Rhododendron arborescens
Common Name: sweet azalea
Type: Deciduous shrub
Family: Ericaceae
Native Range: Eastern North America
Zone: 4 to 7
Height: 8.00 to 20.00 feet
Spread: 8.00 to 20.00 feet
Bloom Time: May to July
Bloom Description: White
Sun: Part shade
Water: Medium
Maintenance: Low
Suggested Use: Hedge
Flower: Showy, Fragrant
Attracts: Butterflies
Tolerate: Rabbit

Culture

Best grown in light, acidic, sandy, well-drained soils in part shade. Tolerates well-drained humusy loams. Although winter hardy to USDA Zone 4, it does not prosper in areas with high summer temperatures, and is not recommended for planting south of USDA Zone 7. Prefers a sun dappled shade or high open part shade. Foliage may scorch in full sun unless soils are kept uniformly moist. Consistent moisture is best, but soils must drain well (doesn’t like “wet feet”). Poor drainage inevitably leads to root rot, therefore raised beds/plantings should be considered in heavy clay soils such as those present in much of the St. Louis area. Roots must never be allowed to dry out. Acidify soils prior to planting and thereafter as needed. Shallow, fibrous root systems (do not cultivate around shrubs) will benefit from a good mulch (wood chips, bark or pine needles) for retention of moisture, stabilization of soil temperatures and winter protection. Clip off spent flower clusters immediately after bloom as practicable.

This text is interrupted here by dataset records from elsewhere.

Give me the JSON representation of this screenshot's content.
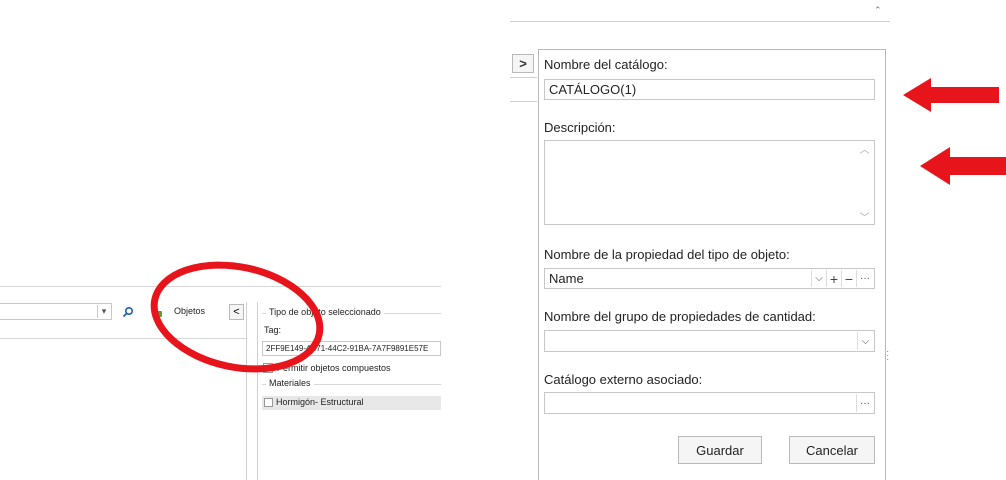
{
  "left_panel": {
    "objects_label": "Objetos",
    "collapse_glyph": "<",
    "search_icon": "search-icon",
    "section_title": "Tipo de objeto seleccionado",
    "tag_label": "Tag:",
    "tag_value": "2FF9E149-4C71-44C2-91BA-7A7F9891E57E",
    "composite_label": "Permitir objetos compuestos",
    "materials_title": "Materiales",
    "material_item": "Hormigón- Estructural"
  },
  "right_panel": {
    "expand_glyph": ">",
    "catalog_name_label": "Nombre del catálogo:",
    "catalog_name_value": "CATÁLOGO(1)",
    "description_label": "Descripción:",
    "description_value": "",
    "property_name_label": "Nombre de la propiedad del tipo de objeto:",
    "property_name_value": "Name",
    "quantity_group_label": "Nombre del grupo de propiedades de cantidad:",
    "quantity_group_value": "",
    "external_catalog_label": "Catálogo externo asociado:",
    "external_catalog_value": "",
    "save_label": "Guardar",
    "cancel_label": "Cancelar"
  },
  "annotations": {
    "color": "#e8141b"
  }
}
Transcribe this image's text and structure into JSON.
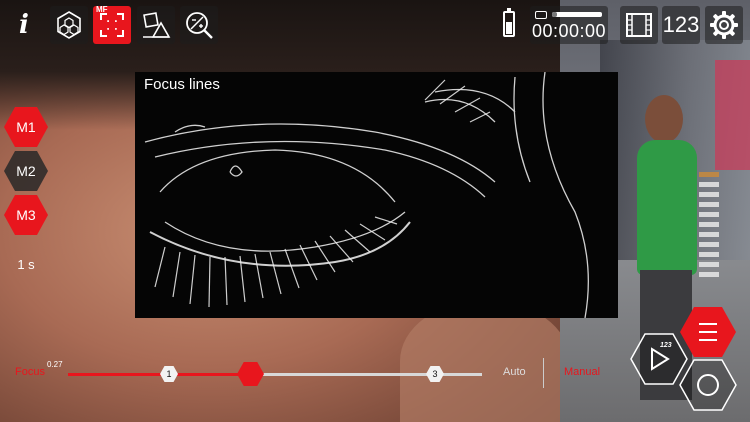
{
  "toolbar": {
    "info_glyph": "i",
    "mf_badge": "MF",
    "count_label": "123",
    "battery_level": 0.6
  },
  "recording": {
    "timecode": "00:00:00",
    "storage_used": 0.1
  },
  "focus_overlay": {
    "title": "Focus lines"
  },
  "memory_buttons": [
    {
      "label": "M1",
      "active": true
    },
    {
      "label": "M2",
      "active": false
    },
    {
      "label": "M3",
      "active": true
    }
  ],
  "duration_label": "1 s",
  "focus_slider": {
    "label": "Focus",
    "value": "0.27",
    "markers": [
      "1",
      "3"
    ],
    "auto_label": "Auto",
    "manual_label": "Manual"
  },
  "bottom_controls": {
    "play_badge": "123"
  },
  "colors": {
    "accent": "#e8161d",
    "panel": "#1e1e1e"
  },
  "icons": [
    "info-icon",
    "hexagon-cluster-icon",
    "manual-focus-icon",
    "shapes-icon",
    "exposure-search-icon",
    "battery-icon",
    "film-icon",
    "gear-icon",
    "menu-icon",
    "play-icon",
    "record-icon"
  ]
}
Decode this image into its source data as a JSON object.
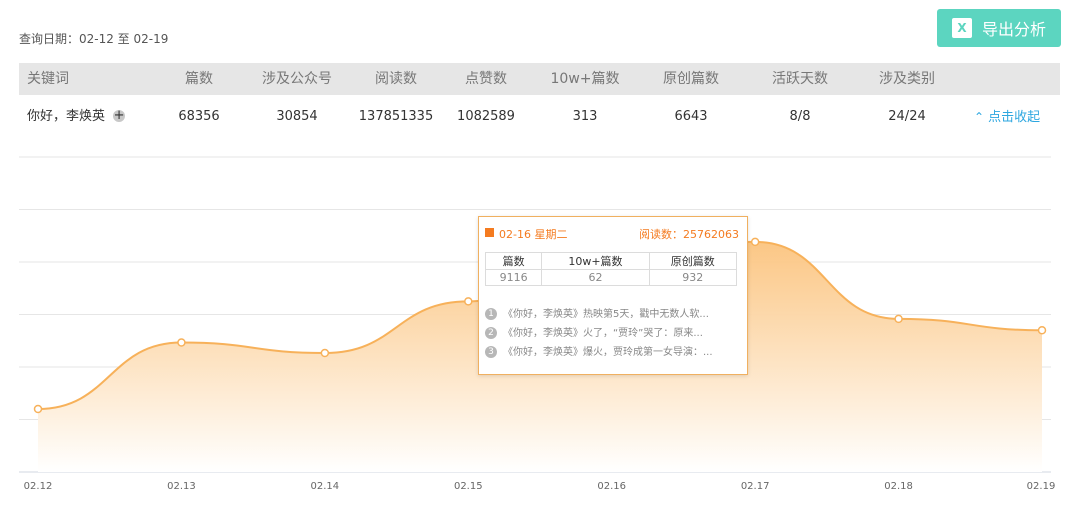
{
  "query_date": "查询日期：02-12 至 02-19",
  "export_button": {
    "icon": "excel-icon",
    "label": "导出分析"
  },
  "table": {
    "headers": [
      "关键词",
      "篇数",
      "涉及公众号",
      "阅读数",
      "点赞数",
      "10w+篇数",
      "原创篇数",
      "活跃天数",
      "涉及类别"
    ],
    "row": {
      "keyword": "你好，李焕英",
      "values": [
        "68356",
        "30854",
        "137851335",
        "1082589",
        "313",
        "6643",
        "8/8",
        "24/24"
      ]
    },
    "collapse_label": "点击收起"
  },
  "chart_data": {
    "type": "area",
    "x": [
      "02.12",
      "02.13",
      "02.14",
      "02.15",
      "02.16",
      "02.17",
      "02.18",
      "02.19"
    ],
    "series": [
      {
        "values": [
          7200000,
          14800000,
          13600000,
          19500000,
          25762063,
          26300000,
          17500000,
          16200000
        ]
      }
    ],
    "ylim": [
      0,
      36000000
    ],
    "grid": true,
    "colors": {
      "line": "#f7b15a",
      "fill_top": "#fbc47f",
      "fill_bottom": "#ffffff"
    }
  },
  "tooltip": {
    "date": "02-16  星期二",
    "read_label": "阅读数：25762063",
    "table_headers": [
      "篇数",
      "10w+篇数",
      "原创篇数"
    ],
    "table_values": [
      "9116",
      "62",
      "932"
    ],
    "articles": [
      "《你好，李焕英》热映第5天，戳中无数人软...",
      "《你好，李焕英》火了，“贾玲”哭了：原来...",
      "《你好，李焕英》爆火，贾玲成第一女导演：..."
    ]
  }
}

Noteworthy Characteristics

Rhododendron arborescens, commonly known as sweet azalea (fragrant flowers), smooth azalea (glabrous twigs and leaves) or tree azalea (occasional tree-like height), is an upright, loosely-branched deciduous shrub that typically matures to 8-12’ (occasionally to 20’) tall. It features smooth, elliptic to obovate, often blunt-tipped, dark green leaves (1-3” long) with whitened undersides. Leaves turn red to purple in fall. Fragrant, sticky-hairy, funnel-shaped, white (occasionally pale pink) flowers (to 2” across) bloom in clusters of 3-6 from late May to July after the leaves have appeared. Each white flower contains a red style and exserted dark pink to red stamens which protrude beyond the mouth of the tubular corolla. This azalea is native to areas along streams on woodland slopes and moist shrubby balds in the Appalachian Mountains from southern Pennsylvania and eastern Kentucky to Georgia and Alabama. It is also sometimes found near bogs and swampy woodland areas. Fruits are narrow, egg-shaped capsules (to 3/4” long).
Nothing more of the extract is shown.